At a summit held in Djibouti
on Monday, East Africa's Inter-Governmental Authority on Development
(Igad) announced it would expand the number of countries tasked with resolving
the crisis, with Kenya chairing a quartet including Ethiopia, Somalia and South
Sudan.
Sudanese Army Chief Abdel
Fattah al-Burhan and his former deputy Mohamed Hamdan Daglo, known as Hemedti,
have been at war since April 15 after they fell out in a power struggle
following a 2021 coup that derailed Sudan's transition to democracy.
A draft communique of the Igad
meeting released by the office of Kenyan President William Ruto said the
quartet leaders would "arrange (a) face-to-face meeting between Burhan and
Daglo in one of the regional capitals".
The Sudanese government
official, not authorised to speak to the media, told AFP that in
the current circumstances, Burhan will not sit at the same table as
Hemeti, who commands the paramilitary Rapid Support Forces.

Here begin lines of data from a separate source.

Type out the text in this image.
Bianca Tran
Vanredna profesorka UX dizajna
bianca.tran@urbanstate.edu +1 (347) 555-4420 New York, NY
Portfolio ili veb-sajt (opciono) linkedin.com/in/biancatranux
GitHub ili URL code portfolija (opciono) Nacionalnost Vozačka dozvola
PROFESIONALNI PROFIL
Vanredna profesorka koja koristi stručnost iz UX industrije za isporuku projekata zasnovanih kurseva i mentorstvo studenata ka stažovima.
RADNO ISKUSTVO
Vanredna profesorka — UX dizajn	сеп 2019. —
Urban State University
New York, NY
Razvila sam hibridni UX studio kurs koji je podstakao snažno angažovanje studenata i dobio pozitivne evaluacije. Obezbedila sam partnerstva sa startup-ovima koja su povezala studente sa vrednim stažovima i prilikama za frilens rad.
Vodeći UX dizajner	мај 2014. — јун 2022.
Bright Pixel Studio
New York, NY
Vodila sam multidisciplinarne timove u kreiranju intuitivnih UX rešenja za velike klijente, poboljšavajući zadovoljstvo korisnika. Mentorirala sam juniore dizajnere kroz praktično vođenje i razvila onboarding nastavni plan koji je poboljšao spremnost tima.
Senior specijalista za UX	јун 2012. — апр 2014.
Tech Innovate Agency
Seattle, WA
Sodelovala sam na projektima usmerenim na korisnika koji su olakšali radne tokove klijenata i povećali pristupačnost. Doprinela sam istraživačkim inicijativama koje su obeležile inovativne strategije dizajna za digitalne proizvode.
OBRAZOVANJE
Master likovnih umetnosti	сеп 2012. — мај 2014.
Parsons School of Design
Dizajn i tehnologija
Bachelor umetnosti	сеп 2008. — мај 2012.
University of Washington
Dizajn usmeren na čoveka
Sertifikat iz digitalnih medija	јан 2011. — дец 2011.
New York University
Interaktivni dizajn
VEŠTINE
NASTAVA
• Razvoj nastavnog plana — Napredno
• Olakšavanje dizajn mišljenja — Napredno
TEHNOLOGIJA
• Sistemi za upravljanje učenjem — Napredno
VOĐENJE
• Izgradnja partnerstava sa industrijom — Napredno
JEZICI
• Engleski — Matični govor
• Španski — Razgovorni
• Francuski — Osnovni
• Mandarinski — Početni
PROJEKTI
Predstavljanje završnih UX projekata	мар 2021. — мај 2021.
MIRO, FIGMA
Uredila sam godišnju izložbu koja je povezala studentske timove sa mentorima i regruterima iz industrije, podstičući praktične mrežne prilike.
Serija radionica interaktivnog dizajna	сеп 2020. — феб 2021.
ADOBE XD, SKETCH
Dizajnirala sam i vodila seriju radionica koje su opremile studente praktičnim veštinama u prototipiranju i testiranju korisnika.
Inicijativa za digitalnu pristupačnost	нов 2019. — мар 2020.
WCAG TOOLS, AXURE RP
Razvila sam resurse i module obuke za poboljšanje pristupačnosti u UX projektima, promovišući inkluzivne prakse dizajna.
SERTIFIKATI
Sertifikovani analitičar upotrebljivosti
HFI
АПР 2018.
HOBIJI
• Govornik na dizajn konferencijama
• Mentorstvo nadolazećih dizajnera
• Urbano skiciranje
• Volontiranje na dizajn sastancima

The two generals early in the
war described each other as criminals, and both sides have failed to respect
multiple truces.
On June 1 the United States imposed sanctions on the two warring
groups but fighting has continued, including in Khartoum on Tuesday where
witnesses reported artillery strikes in the north of the capital and its
suburbs.
More than 1,800 people have
been killed since battles began, according to the Armed Conflict Location and
Event Data Project (Acled).
Fighting has forced nearly two
million people from their homes, including 476,000 who have sought refuge in
neighbouring countries, the United Nations says.
A record 25 million people --
more than half the population -- are in need of aid and protection, according
to the UN.
Prior to the announcement of
the Igad quartet, the president of South Sudan, Salva Kiir, had led the
regional bloc's committee on Sudan, which did not include Ethiopia.
Sudan's foreign ministry said
Tuesday that it had reservations about some points in the Igad statement, and
the Sudanese delegation demanded that Kiir stay on as head of the committee.